If frequent factory instantiation is unavoidable, improve performance by specifying factory names in either the Java system properties or the jaxp.properties file
Use of the Java API for XML Processing (JAXP) makes it possible for developers to change XML parser and XSLT processor implementations without having to rewrite application code. The names of the desired XML parser and XSLT transformer factories may be specified in several different locations which are searched in a prescribed order when an application instantiates a factory. Once a factory name is found the search terminates and an instance of the specified factory is constructed. The search order, as defined by the JAXP specification, is described below.
- Determine whether the factory name is specified as a Java system property.
- Look for jaxp.properties in the JAVA_HOME/lib directory.
- Check the META-INF/services directory of the appropriate jar for a file containing the factory name.
- Use the default factory name.
The META-INF/services directory of xalan.jar shipped with the Java XSLT processors in V1R6 of the XML Toolkit contains a javax.xml.transform.TransformerFactory file which specifies the default transformer factory implementation name. Factory names for both the javax.xml.parsers.SAXParserFactory and the javax.xml.parsers.DocumentBuilderFactory implementations are contained in the META-INF/services directory of xercesImpl.jar, also shipped with Java XSLT. During factory instantiation, the search for the factory names will proceed as described above until the request is satisfied in step 3. The search may be shortened by specifying the names as Java system properties or by using the jaxp.properties file.
Use of jaxp.properties was problematic in older versions of the Java XSLT processor as the file was physically opened and read each time a factory was instantiated. The V1R6 XSLT processors cache the contents of jaxp.properties in memory so physical file I/O is dramatically reduced.

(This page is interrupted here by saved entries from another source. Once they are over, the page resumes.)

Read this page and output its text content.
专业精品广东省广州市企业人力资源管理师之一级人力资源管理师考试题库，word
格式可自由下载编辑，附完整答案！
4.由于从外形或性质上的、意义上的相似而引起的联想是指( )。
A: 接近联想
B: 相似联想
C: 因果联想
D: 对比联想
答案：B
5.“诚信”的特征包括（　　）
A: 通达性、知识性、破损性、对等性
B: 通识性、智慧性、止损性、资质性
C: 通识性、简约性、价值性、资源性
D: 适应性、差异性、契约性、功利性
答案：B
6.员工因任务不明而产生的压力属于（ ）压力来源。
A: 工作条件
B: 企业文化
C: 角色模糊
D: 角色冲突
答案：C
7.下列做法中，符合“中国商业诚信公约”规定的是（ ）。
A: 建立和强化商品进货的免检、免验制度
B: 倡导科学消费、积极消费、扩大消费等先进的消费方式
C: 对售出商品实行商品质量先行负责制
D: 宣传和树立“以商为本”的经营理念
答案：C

Therefore use of jaxp.properties in the newer versions of the code both shortens the search path and improves performance during instantiation of new transformer and parser factories.
You'll find a sample of jaxp.properties in the main directories of the V1R5 and V1R6 Java XSLT processors. To use the file, place a copy in the $JAVA_HOME/lib directory of your SDK.
Warning: jaxp.properties may adversely affect the performance of older parsers and XSL transformers on your system. Use this file with care.
XLTXE-J performance recommendations
Java 6 introduces new transformation technology with XLTXE-J.
This proprietary code offers a high-performance alternative to XSLT4J for customers, and represents the strategic direction for transformation technology.
Performance tests of standard benchmark documents have shown a geometric mean decrease in parsing cycles of roughly 20%, when using XLTXE-J vs. XSLT4J. Both test cases used a pre-compiled stylesheet to repeatedly transform the same document, as recommended for best performance.